Nel contesto attuale, le infrastrutture critiche come sanità, giustizia e finanza dipendono sempre più dal corretto funzionamento dei sistemi informatici. Se tali sistemi vengono compromessi, le conseguenze possono essere devastanti: pensiamo al blocco di servizi essenziali, alla perdita di dati riservati, o persino al sabotaggio di indagini cruciali. Non è solo una questione di sicurezza nazionale, ma di fiducia pubblica. I cittadini devono poter avere fiducia nel fatto che i loro dati siano gestiti in modo sicuro e protetto.
La sicurezza informatica non deve essere vista come una sfida alla sorte. Non è vero che si viene danneggiati solo se si ha la sfortuna di incappare nell’hacker “bravo”. Come tutti i processi umani, la sicurezza informatica si basa su protocolli, strategie e procedure che, se ben applicati, possono ridurre drasticamente i rischi.

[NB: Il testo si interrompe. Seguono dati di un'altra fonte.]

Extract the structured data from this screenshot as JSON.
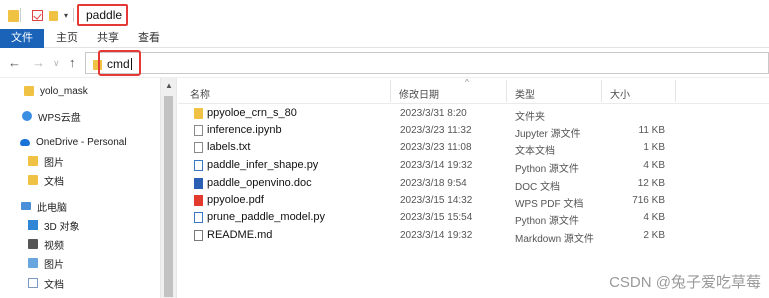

Gli attacchi informatici sono una minaccia reale e in costante evoluzione. Dobbiamo prepararci a rispondere a queste minacce investendo non solo in tecnologie di protezione, ma anche in competenze umane. Serve personale formato, strutture solide e, soprattutto, la volontà politica e manageriale di fare della sicurezza una priorità.
E’ necessario insomma un cambiamento di mentalità.
Abbiamo visto attacchi ripetuti ai sistemi informatici delle regioni, delle banche, degli ospedali. E ogni volta, la risposta è stata simile: stupore, seguito da azioni tardive e spesso insufficienti.
Investire in sicurezza informatica non è più una scelta facoltativa, ma una necessità. Ogni euro speso oggi in prevenzione può evitare danni incalcolabili domani. Ogni ora impiegata nella manutenzione dei sistemi e nella formazione del personale può ridurre il rischio di un attacco devastante.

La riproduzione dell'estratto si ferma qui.